When studying online it is crucial to protect your executive memory by not allowing yourself to be sucked into this ecosystem of distractions.

When studying online, make sure you have access to a good printer. Then print the material you need to read, particularly if it is something important that you’ll need to remember later.

The onus rests on our own shoulders to carefully police our environment for potential distractions. That means that we have to develop the skill of turning off our distractions.

Hardly.

First, skills #1 and #3 are the same: remove distractions. Second, skill #2 isn’t even a skill.

Having almost completed my entire MDiv on-line (and not through Liberty), here are three skills that have served me well over the past 5 years.

#1: The ability to set and manage your priorities (i.e. time management). To be successful in an on-line program, you have to know when reading assignments, class interaction, papers, quizes, and tests are due. You also have to know how to prioritize / manage them all in the time that you have each week alongside family, work, and church responsibilities. If you’re not good at time management and/or organization, you’re going to struggle in an on-line learning environment.

#2: The discipline to begin early and to finish what you begin. To be successful in an on-line program, you have to be disciplined enough to read ahead and get as much done as possible before the class starts. When an 8-week theology class requires you to read 1,500+ pages and write two major theology papers, and that’s on top of learning Hebrew and memorizing 250+ Hebrew vocab words, it’s in your best interest to get your reading done before class starts, even if it’s during summer or Christmas break. This means being a disciplined (self) learner. Discipline also includes the tenacity to finish what you start. Getting your MDiv online can become discouraging because it takes SOOOOOOOOOOOOOOO long. During that time you start thinking about all the other things you could be doing with the time and money you’re investing in the program. It’s tempting to take a “sabbatical” from school and to never return.

#3: The ability to nurture relationships. Let’s face it, when you work full-time, take one, two, or three seminary classes a semester, and serve at your church your relationships with your family can be stretched thin. The only way I can successfully complete my on-line MDiv is if my wife and children are supportive. If I don’t find ways to nurture those family relationships I’m headed for big trouble. One way that I have nurtured my relationships with my children during my online studies is to involve them in what I’m learning. When I started taking Greek, I had my 10-year-old son help me to learn and memorize the alphabet. We would have fun singing the Greek alphabet song around the house, much to the amusement of others. When I started taking Hebrew this past semester, I had my 12-year-old daughter help me make my vocab flash cards. She also took delight in quizzing me on the vocab using the flash cards she made for me.

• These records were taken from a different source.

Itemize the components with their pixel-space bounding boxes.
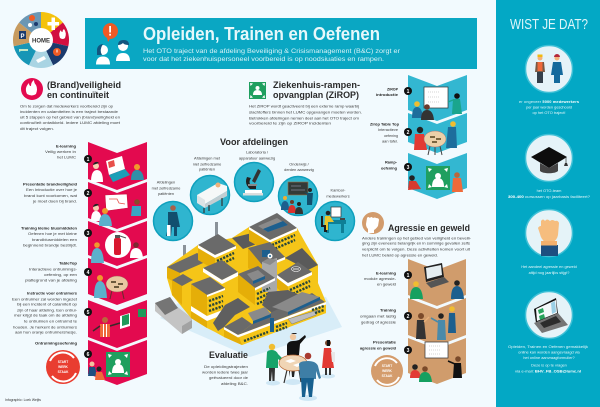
step numbers: 2 (87, 191, 90, 197)
section: agressie en geweld intro: verplicht om te volgen. Deze activiteiten komen voort uit (362, 246, 471, 252)
fact: agressie (521, 210, 577, 275)
fact: aanvragen en contact: het online aanvraagformulier? (523, 355, 576, 360)
block: back left (167, 253, 210, 285)
text: brand step labels: oefening, op een (44, 272, 77, 277)
icon: two people with alert bubble (96, 23, 130, 64)
section: brandveiligheid intro (20, 78, 121, 131)
text: brand step labels (12, 144, 78, 346)
block: back right (285, 248, 318, 270)
illustration: ontruimer (93, 309, 146, 337)
fact: agressie: Het aandeel agressie en geweld (521, 264, 577, 269)
block: small left (172, 274, 193, 305)
meeting table (279, 355, 307, 383)
step numbers: 1 (407, 273, 410, 279)
icon: home wheel: HOME (32, 38, 50, 44)
text: agressie step labels: omgaan met lastig (360, 314, 396, 318)
section: brandveiligheid intro: uit 5 stappen op het gebied van (brand)veiligheid en (20, 114, 120, 120)
text: zirop step labels (370, 86, 400, 170)
fact: aanvragen en contact: Opleiden, Trainen en Oefenen gemakkelijk (508, 344, 588, 349)
yellow mass (167, 227, 326, 345)
text: brand step labels: Een Introductie over hoe je (26, 187, 77, 192)
text: brand step labels: aan hun oranje ontruimershesje. (15, 330, 77, 334)
section: evaluatie text: Evaluatie (209, 350, 248, 360)
fact: medewerkers: per jaar worden geschoold (526, 104, 572, 110)
text: zirop step labels: aan tafel. (382, 138, 398, 144)
section: ziekenhuis-rampenopvangplan intro (249, 80, 362, 126)
section: brandveiligheid intro: Om te zorgen dat medewerkers voorbereid zijn op (20, 104, 113, 108)
block: dark roof centre (232, 233, 262, 249)
circle: zelfredzame patienten (152, 180, 192, 240)
section: agressie en geweld intro: het LUMC beleid op agressie en geweld. (362, 252, 438, 258)
block: top right (249, 213, 297, 253)
text: brand step labels: het LUMC (57, 154, 76, 160)
fact: aanvragen en contact: online kan worden aangevraagd via (518, 350, 581, 354)
step numbers: 2 (407, 130, 410, 136)
fact: opleidingen (508, 134, 591, 199)
text: brand step labels: bij een incident of calamiteit op (17, 302, 77, 306)
person: green (266, 344, 284, 381)
badge: rood oefening: START (58, 360, 68, 364)
block: front left (191, 277, 225, 328)
person: black (287, 333, 306, 377)
fact: opleidingen: 300-400 cursussen op jaarbasis faciliteert? (508, 194, 591, 199)
circle: niet zelfredzame patienten: niet zelfredzame (193, 162, 221, 166)
annex (155, 297, 192, 334)
circle: zelfredzame patienten: Afdelingen (157, 180, 175, 184)
illustration: laptop e-learning (410, 263, 464, 299)
text: agressie step labels: agressie en geweld (360, 346, 397, 350)
illustration: hospital building (155, 213, 342, 357)
title: Opleiden, Trainen en Oefenen (143, 24, 380, 44)
step numbers (404, 271, 412, 354)
badge: rood oefening: WERK (58, 365, 69, 369)
fact: aanvragen en contact: via e-mail: BHV_FB_OSB@lumc.nl (515, 368, 581, 374)
block: helipad (277, 262, 312, 297)
step numbers: 6 (87, 352, 90, 358)
credit: Infographic: Loek Weijts (5, 398, 41, 402)
circle: kantoor: medewerkers (326, 194, 350, 198)
section: evaluatie text: De opleidingstrajecten (204, 364, 248, 369)
text: brand step labels: te ontruimen en ontruimd te (24, 318, 77, 324)
text: zirop step labels: Ziròp Table Top (370, 122, 400, 126)
chimneys (183, 222, 218, 267)
badge: tan oefening: WERK (382, 369, 393, 373)
illustration: rampoefening (408, 166, 463, 192)
illustration: presentatie agressie (410, 342, 462, 382)
step numbers (84, 155, 92, 358)
circle: kantoor (316, 188, 354, 240)
fact: medewerkers: op het OTO traject! (532, 110, 566, 115)
badge: tan oefening (371, 355, 403, 387)
circle: laboratoria: Laboratoria / (246, 150, 269, 154)
illustration: e-learning (91, 156, 144, 182)
text: zirop step labels: oefening (381, 166, 398, 170)
icon: home wheel (13, 12, 69, 68)
circle: kantoor: Kantoor- (331, 188, 346, 192)
block: mid (238, 266, 275, 305)
section: ziekenhuis-rampenopvangplan intro: opvangplan (ZiROP) (273, 90, 359, 100)
text: brand step labels: Interactieve ontruimings- (29, 266, 78, 272)
text: zirop step labels: introductie (376, 92, 399, 97)
text: brand step labels: brand kunt voorkomen, wat (24, 193, 78, 198)
section: evaluatie text: geëvalueerd door de (209, 375, 248, 380)
section: brandveiligheid intro: en continuïteit (47, 90, 109, 100)
step numbers: 5 (87, 310, 90, 316)
text: agressie step labels: gedrag of agressie (361, 320, 396, 324)
text: brand step labels: je moet doen bij brand. (32, 198, 77, 204)
chart: tan chevron steps (404, 259, 466, 384)
badge: rood oefening (46, 350, 80, 384)
badge: tan oefening: STAAK (382, 374, 393, 378)
block: centre white (203, 260, 238, 284)
circle: onderwijs (278, 162, 318, 216)
icon: home wheel: P (20, 34, 25, 40)
section: ziekenhuis-rampenopvangplan intro: Betrokken afdelingen nemen deel aan het OTO traject om (249, 116, 359, 120)
circle: niet zelfredzame patienten: Afdelingen met (194, 156, 221, 160)
circle: onderwijs: Onderwijs / (289, 162, 310, 166)
section: brandveiligheid intro: dit traject volgen. (20, 126, 54, 131)
text: brand step labels: Oefenen hoe je met kleine (28, 231, 77, 236)
person: red dress (322, 340, 335, 375)
text: brand step labels: zijn of haar afdeling. Een ontrui- (17, 308, 78, 312)
step numbers: 3 (407, 165, 410, 171)
text: agressie step labels: module agressie- (364, 276, 397, 281)
block: central dark courtyard (213, 290, 305, 331)
chart: blue chevron steps (404, 75, 467, 199)
badge: rood oefening: STAAK (58, 370, 69, 374)
illustration: evaluation team around table (266, 333, 335, 401)
panel: header banner (85, 18, 477, 69)
section: agressie en geweld intro: Agressie en geweld (388, 223, 470, 233)
chart: red chevron steps (84, 142, 147, 385)
section: brandveiligheid intro: (Brand)veiligheid (47, 80, 121, 90)
text: brand step labels: Veilig werken in (45, 149, 76, 154)
long front wing (224, 292, 326, 345)
fact: agressie: altijd nog jaarlijks stijgt? (529, 270, 570, 275)
section: evaluatie text: afdeling B&C. (221, 381, 248, 386)
text: agressie step labels: Presentatie (373, 340, 397, 344)
section: agressie en geweld intro: ging zijn eveneens belangrijk en in sommige gevallen zelfs (362, 240, 470, 246)
step numbers (404, 87, 412, 171)
step numbers: 2 (407, 314, 410, 320)
fact: medewerkers: er ongeveer 5000 medewerkers (519, 99, 579, 104)
circle: zelfredzame patienten: met zelfredzame (152, 186, 180, 190)
circle: laboratoria: apparatuur aanwezig (239, 156, 275, 160)
text: brand step labels: Ontruimingsoefening (35, 340, 78, 346)
section: ziekenhuis-rampenopvangplan intro: Het ZiROP wordt geactiveerd bij een externe ramp waarbij (249, 104, 359, 108)
text: agressie step labels: en geweld (377, 282, 396, 286)
stair tower (262, 250, 277, 292)
illustration: tabletop (94, 275, 128, 299)
fact: aanvragen en contact: Deze is op te vragen (531, 362, 567, 368)
heading: voor afdelingen: Voor afdelingen (220, 137, 288, 147)
section: evaluatie text: worden iedere twee jaar (202, 370, 249, 374)
text: zirop step labels: Interactieve (378, 127, 398, 132)
text: brand step labels: TableTop (59, 260, 78, 266)
text: brand step labels: beginnend brandje bestrijdt. (23, 242, 77, 248)
text: zirop step labels: Ramp- (385, 160, 398, 164)
fact: medewerkers (519, 46, 579, 115)
section: ziekenhuis-rampenopvangplan intro: Ziekenhuis-rampen- (273, 80, 360, 90)
subtitle: voor dat het ziekenhuispersoneel voorbereid is op noodsiuaties en rampen. (143, 56, 384, 63)
step numbers: 3 (407, 348, 410, 354)
section: ziekenhuis-rampenopvangplan intro: slachtoffers binnen het LUMC opgevangen moeten worden. (249, 110, 362, 114)
illustration: blusser (91, 232, 143, 263)
text: zirop step labels: ZiROP (387, 86, 398, 92)
subtitle (143, 48, 401, 63)
step numbers: 4 (87, 270, 90, 276)
text: brand step labels: brandblusmiddelen een (32, 237, 77, 242)
text: brand step labels: Instructie voor ontruimers (27, 290, 77, 296)
circle: zelfredzame patienten: patiënten (158, 191, 174, 196)
section: evaluatie text (202, 350, 249, 386)
panel: wist je dat sidebar (496, 0, 600, 407)
text: brand step labels: houden. Je herkent de ontruimers (13, 324, 77, 330)
text: agressie step labels (360, 270, 397, 350)
circle: laboratoria (234, 150, 275, 202)
illustration: zirop tabletop (414, 121, 457, 155)
block: top tower (198, 234, 236, 270)
text: agressie step labels: Training (380, 308, 397, 312)
text: brand step labels: Een ontruimer zal worden ingezet (12, 296, 78, 302)
circle: niet zelfredzame patienten: patiënten (199, 166, 215, 172)
illustration: presentatie (91, 194, 141, 226)
text: agressie step labels: E-learning (376, 270, 397, 276)
step numbers: 1 (407, 89, 410, 95)
circle: onderwijs: derden aanwezig (284, 167, 314, 172)
fact: aanvragen en contact (508, 292, 588, 374)
illustration: ontruimingsoefening (88, 352, 130, 380)
block: blue roof tower (248, 242, 285, 278)
step numbers: 1 (87, 157, 90, 163)
illustration: training conflict (416, 306, 456, 340)
circle: niet zelfredzame patienten (190, 156, 230, 214)
text: brand step labels: Presentatie brandveiligheid (23, 182, 78, 186)
illustration: zirop introductie (412, 87, 462, 120)
badge: tan oefening: START (382, 364, 392, 368)
section: agressie en geweld intro (362, 212, 472, 258)
fact: opleidingen: het OTO-team (537, 188, 561, 193)
text: brand step labels: E-learning (56, 144, 77, 148)
step numbers: 3 (87, 231, 90, 237)
text: brand step labels: plattegrond van je afdeling (25, 278, 77, 282)
text: brand step labels: mer krijgt de taak om de afdeling (14, 312, 77, 318)
section: ziekenhuis-rampenopvangplan intro: voorbereid te zijn op ZiROP incidenten (249, 120, 331, 126)
section: brandveiligheid intro: incidenten en calamiteiten is een traject bestaande (20, 109, 118, 114)
subtitle: Het OTO traject van de afdeling Beveiliging & Crisismanagement (B&C) zorgt er (143, 48, 401, 55)
text: brand step labels: Training kleine blusmiddelen (21, 226, 78, 230)
section: brandveiligheid intro: continuïteit ontwikkeld. Iedere LUMC afdeling moet (20, 120, 121, 125)
person: blue (299, 353, 321, 397)
section: agressie en geweld intro: Andere trainingen op het gebied van veiligheid en beveili- (362, 236, 472, 240)
text: zirop step labels: oefening (384, 133, 398, 138)
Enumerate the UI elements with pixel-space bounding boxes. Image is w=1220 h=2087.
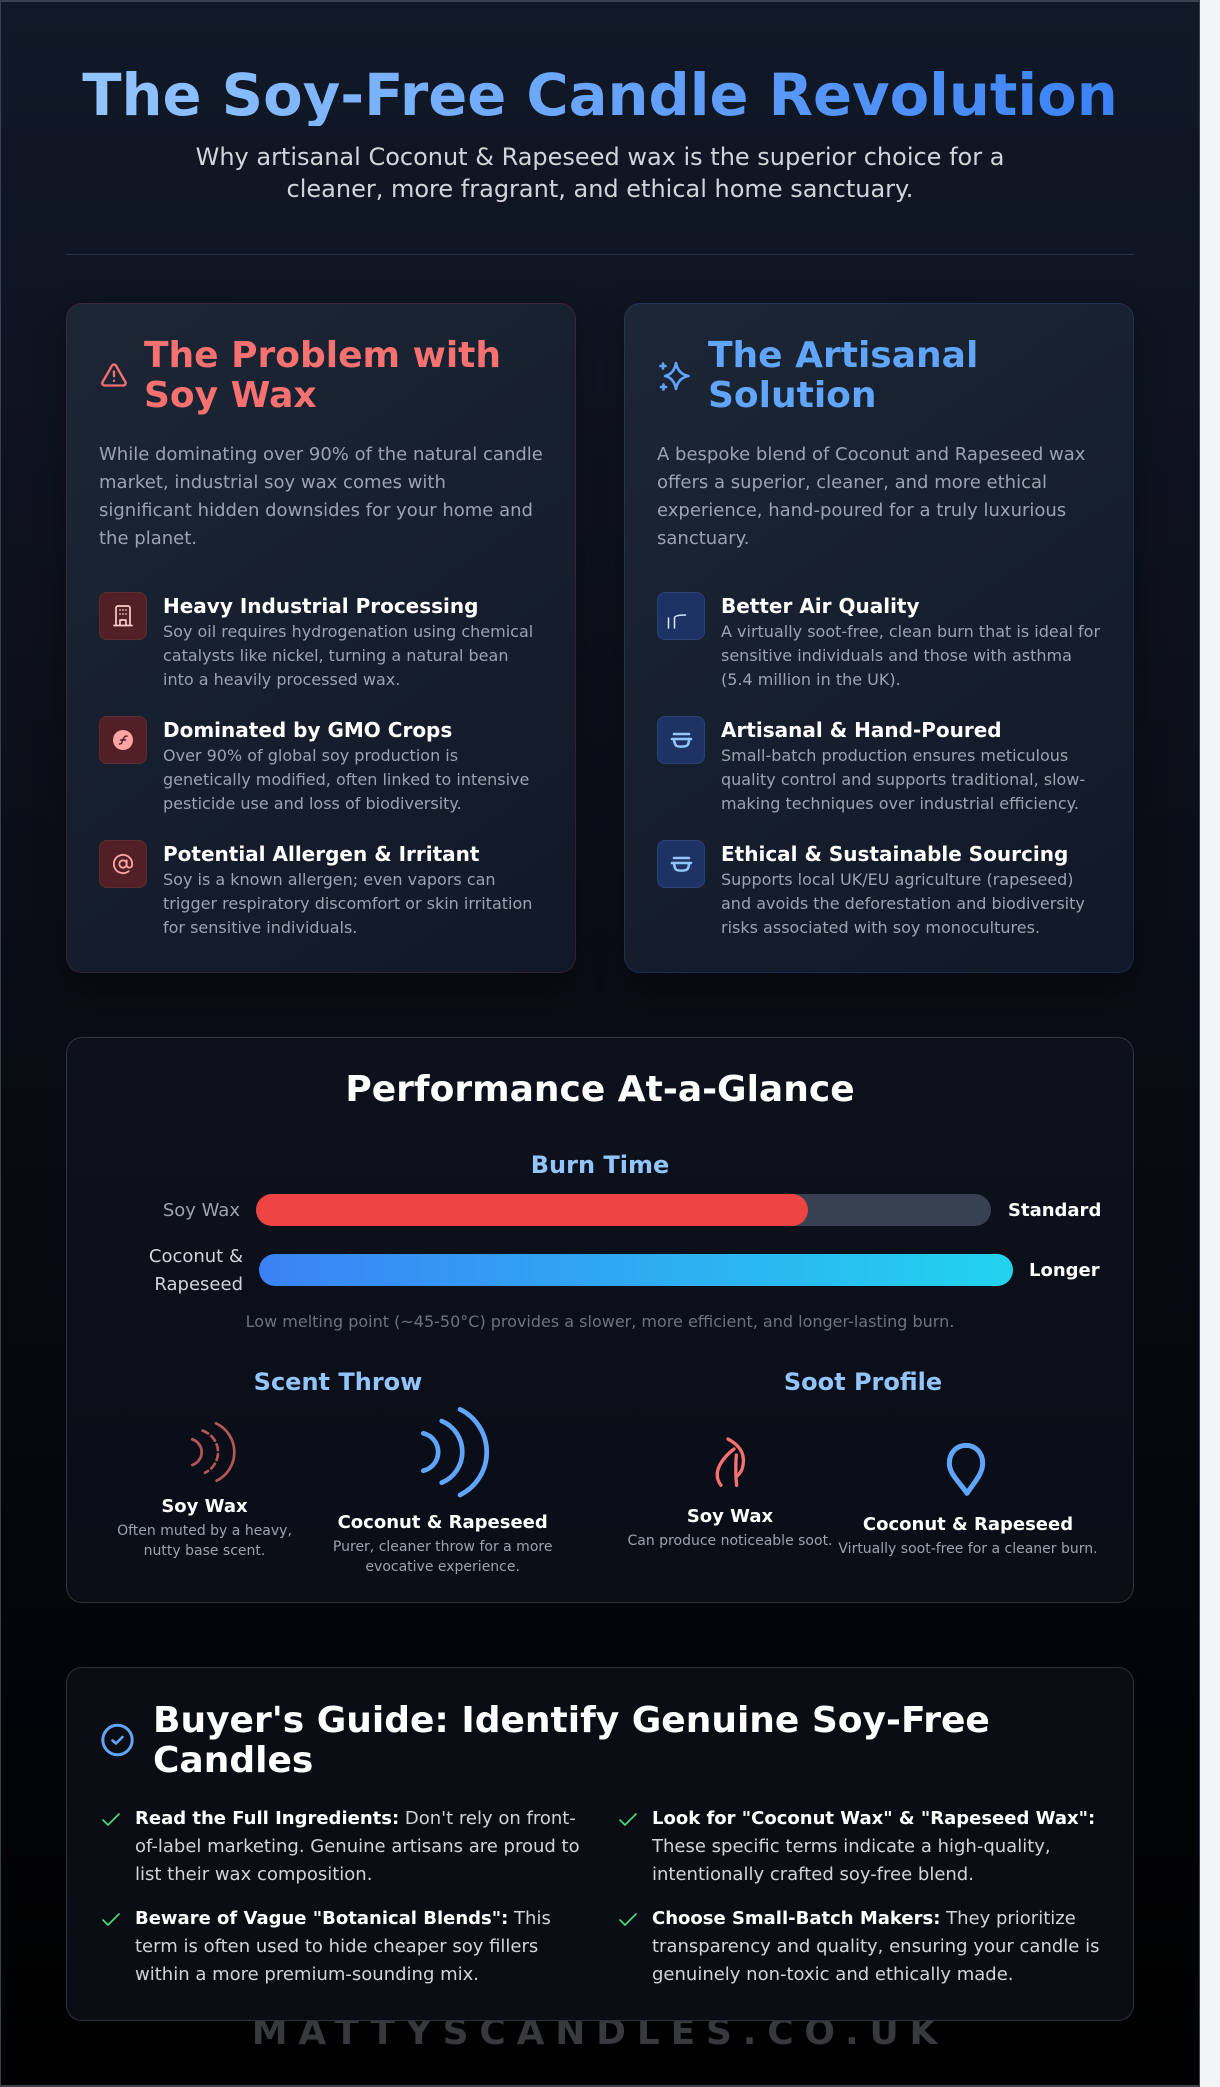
item title: Ethical & Sustainable Sourcing — [721, 842, 1068, 866]
icon: at sign — [99, 840, 147, 888]
item description: pesticide use and loss of biodiversity. — [163, 794, 462, 813]
item description: A virtually soot-free, clean burn that is ideal for — [721, 622, 1100, 641]
item description — [163, 622, 533, 689]
tip text: of-label marketing. Genuine artisans are proud to — [135, 1836, 580, 1857]
intro text: problem: While dominating over 90% of the natural candle — [99, 444, 543, 465]
value: standard: Standard — [1008, 1200, 1101, 1221]
icon: building — [99, 592, 147, 640]
item description — [721, 746, 1085, 813]
tip text: intentionally crafted soy-free blend. — [652, 1864, 974, 1885]
item: heavy industrial processing — [99, 592, 533, 689]
item title: Heavy Industrial Processing — [163, 594, 478, 618]
subtitle: cleaner, more fragrant, and ethical home sanctuary. — [287, 175, 913, 203]
footer watermark: MATTYSCANDLES.CO.UK — [252, 2012, 948, 2053]
heading: problem: Soy Wax — [144, 375, 317, 416]
heading: buyer's guide: Candles — [153, 1740, 313, 1781]
item description — [721, 622, 1100, 689]
item description: Soy oil requires hydrogenation using chemical — [163, 622, 533, 641]
intro text: solution: experience, hand-poured for a truly luxurious — [657, 500, 1066, 521]
text: scent coconut and rapeseed: Purer, cleaner throw for a more — [333, 1539, 552, 1555]
item description: sensitive individuals and those with asthma — [721, 646, 1072, 665]
intro text: solution — [657, 444, 1085, 549]
intro text: problem: significant hidden downsides for your home and — [99, 500, 533, 521]
intro text: problem — [99, 444, 543, 549]
icon: wind fragment — [657, 592, 705, 640]
icon: check — [102, 1913, 120, 1926]
tip text: Beware of Vague "Botanical Blends": This — [135, 1908, 551, 1929]
item: potential allergen — [99, 840, 532, 937]
tip text: list their wax composition. — [135, 1864, 372, 1885]
panel: performance at-a-glance — [66, 1037, 1134, 1603]
heading: scent throw: Scent Throw — [254, 1368, 422, 1396]
chart heading: burn time: Burn Time — [531, 1151, 669, 1179]
bar chart: burn time — [149, 1194, 1101, 1295]
item description: into a heavily processed wax. — [163, 670, 400, 689]
icon: clean droplet — [946, 1442, 986, 1496]
icon: GMO disc — [99, 716, 147, 764]
item: artisanal and hand-poured — [657, 716, 1085, 813]
tip text: genuinely non-toxic and ethically made. — [652, 1964, 1014, 1985]
text: scent coconut and rapeseed: evocative experience. — [365, 1559, 520, 1575]
heading: solution: Solution — [708, 375, 877, 416]
subtitle — [196, 143, 1004, 203]
tip text — [135, 1908, 551, 1985]
item description: quality control and supports traditional, slow- — [721, 770, 1085, 789]
item description: catalysts like nickel, turning a natural bean — [163, 646, 508, 665]
intro text: solution: sanctuary. — [657, 528, 749, 549]
tip text: term is often used to hide cheaper soy fillers — [135, 1936, 538, 1957]
heading: buyer's guide: Buyer's Guide: Identify Genuine Soy-Free — [153, 1700, 990, 1741]
tip text: Look for "Coconut Wax" & "Rapeseed Wax": — [652, 1808, 1095, 1829]
item description: Soy is a known allergen; even vapors can — [163, 870, 496, 889]
item: ethical and sustainable sourcing — [657, 840, 1085, 937]
item title: Potential Allergen & Irritant — [163, 842, 479, 866]
item title: Artisanal & Hand-Poured — [721, 718, 1002, 742]
heading: buyer's guide — [153, 1700, 990, 1781]
tip: look for coconut wax and rapeseed wax — [619, 1808, 1095, 1885]
text: scent soy wax — [117, 1496, 292, 1559]
tip: choose small-batch makers — [616, 1905, 1106, 1989]
text: soot soy wax: Can produce noticeable soot. — [627, 1533, 833, 1549]
text: scent coconut and rapeseed: Coconut & Rapeseed — [338, 1512, 548, 1533]
intro text: solution: A bespoke blend of Coconut and Rapeseed wax — [657, 444, 1085, 465]
heading: solution — [708, 335, 978, 416]
icon: check — [619, 1813, 637, 1826]
text: soot soy wax — [627, 1506, 833, 1549]
intro text: problem: market, industrial soy wax comes with — [99, 472, 446, 493]
label: soy wax: Soy Wax — [163, 1200, 240, 1221]
bar: coconut and rapeseed — [258, 1254, 1013, 1286]
icon: bowl — [657, 840, 705, 888]
label: coconut and rapeseed: Rapeseed — [154, 1274, 243, 1295]
item description: genetically modified, often linked to intensive — [163, 770, 529, 789]
tip text: These specific terms indicate a high-quality, — [652, 1836, 1051, 1857]
panel: buyer's guide — [66, 1667, 1134, 2021]
text: soot soy wax: Soy Wax — [687, 1506, 773, 1527]
tip text — [652, 1808, 1095, 1885]
item description — [721, 870, 1085, 937]
panel: the problem with soy wax — [66, 303, 576, 973]
intro text: solution: offers a superior, cleaner, and more ethical — [657, 472, 1047, 493]
intro text: problem: the planet. — [99, 528, 197, 549]
heading: performance: Performance At-a-Glance — [345, 1069, 855, 1110]
icon: weak scent waves — [190, 1422, 236, 1482]
tip text — [135, 1808, 580, 1885]
icon: sparkles — [659, 362, 690, 391]
subtitle: Why artisanal Coconut & Rapeseed wax is the superior choice for a — [196, 143, 1004, 171]
tip: read the full ingredients — [102, 1808, 580, 1885]
text: scent soy wax: nutty base scent. — [144, 1543, 265, 1559]
text: soot coconut and rapeseed — [838, 1514, 1098, 1557]
item description: Supports local UK/EU agriculture (rapeseed) — [721, 870, 1074, 889]
heading: soot profile: Soot Profile — [784, 1368, 942, 1396]
icon: sooty flame — [716, 1437, 746, 1487]
icon: circle check — [101, 1724, 134, 1756]
tip text: Choose Small-Batch Makers: They prioritize — [652, 1908, 1076, 1929]
panel: the artisanal solution — [624, 303, 1134, 973]
value: longer: Longer — [1029, 1260, 1100, 1281]
item description — [163, 870, 532, 937]
icon: bowl — [657, 716, 705, 764]
text: scent coconut and rapeseed — [333, 1512, 552, 1575]
item description: making techniques over industrial efficiency. — [721, 794, 1079, 813]
tip text: Read the Full Ingredients: Don't rely on front- — [135, 1808, 576, 1829]
text: soot coconut and rapeseed: Coconut & Rapeseed — [863, 1514, 1073, 1535]
label: coconut and rapeseed — [149, 1246, 243, 1295]
item description: Over 90% of global soy production is — [163, 746, 458, 765]
text: scent soy wax: Often muted by a heavy, — [117, 1523, 292, 1539]
item: dominated by GMO crops — [99, 716, 529, 813]
tip text: within a more premium-sounding mix. — [135, 1964, 479, 1985]
tip text — [652, 1905, 1099, 1989]
chart note: Low melting point (~45-50°C) provides a slower, more efficient, and longer-lasting burn. — [246, 1312, 954, 1331]
icon: check — [616, 1908, 640, 1932]
item description: and avoids the deforestation and biodiversity — [721, 894, 1085, 913]
item description — [163, 746, 529, 813]
heading: solution: The Artisanal — [708, 335, 978, 376]
item: better air quality — [657, 592, 1100, 689]
item description: (5.4 million in the UK). — [721, 670, 901, 689]
item description: trigger respiratory discomfort or skin irritation — [163, 894, 532, 913]
item title: Dominated by GMO Crops — [163, 718, 452, 742]
heading: problem — [144, 335, 501, 416]
item description: for sensitive individuals. — [163, 918, 357, 937]
heading: problem: The Problem with — [144, 335, 501, 376]
icon: strong scent waves — [421, 1407, 490, 1498]
item title: Better Air Quality — [721, 594, 920, 618]
icon: warning triangle — [101, 363, 127, 387]
text: soot coconut and rapeseed: Virtually soot-free for a cleaner burn. — [838, 1541, 1098, 1557]
tip: beware of vague botanical blends — [102, 1908, 551, 1985]
label: coconut and rapeseed: Coconut & — [149, 1246, 243, 1267]
text: scent soy wax: Soy Wax — [161, 1496, 248, 1517]
icon: check — [102, 1813, 120, 1826]
tip text: transparency and quality, ensuring your candle is — [652, 1936, 1099, 1957]
item description: Small-batch production ensures meticulous — [721, 746, 1068, 765]
title: The Soy-Free Candle Revolution — [82, 62, 1118, 129]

Also, in an on-line learning environment, it’s important (almost essential) to nurture your relationship with the professor. I’ve met several of my professors in person either through my travels or theirs, I’ve had dinner/lunch with a few of them. I keep up e-mail correspondence with them, and I read/respond to their papers and blogs. This helps build meaningful relationships that continue outside of class.

In other words, you need all the same skills necessary for doing it on site, sounds like.

Your post brought back so many memories… how LOOOOOONNNNG it seemed to take. And distraction management… I remember being struck with the realization, about two years in, that I hadn’t read a novel in over two years (much less, watched any TV etc). At some point, I had to make a little time for the distractions, because some of them became necessities for overall sanity… or so it seemed anyway.

I haven’t done an online course yet, but it sounds like mostly the same kind of disciplines are required.

Views expressed are always my own and not my employer's, my church's, my family's, my neighbors', or my pets'. The house plants have authorized me to speak for them, however, and they always agree with me.

I, too, am doing my MDiv completely online. It is indeed taking SOOOOOOOOOOOOOOOOOOO long.

Tyler is a pastor in Olympia, WA and works in State government.

[Aaron Blumer]

In other words, you need all the same skills necessary for doing it on site, sounds like.

Pretty much. I do think on-line learning is particularly suited for self-motivated, self-learners.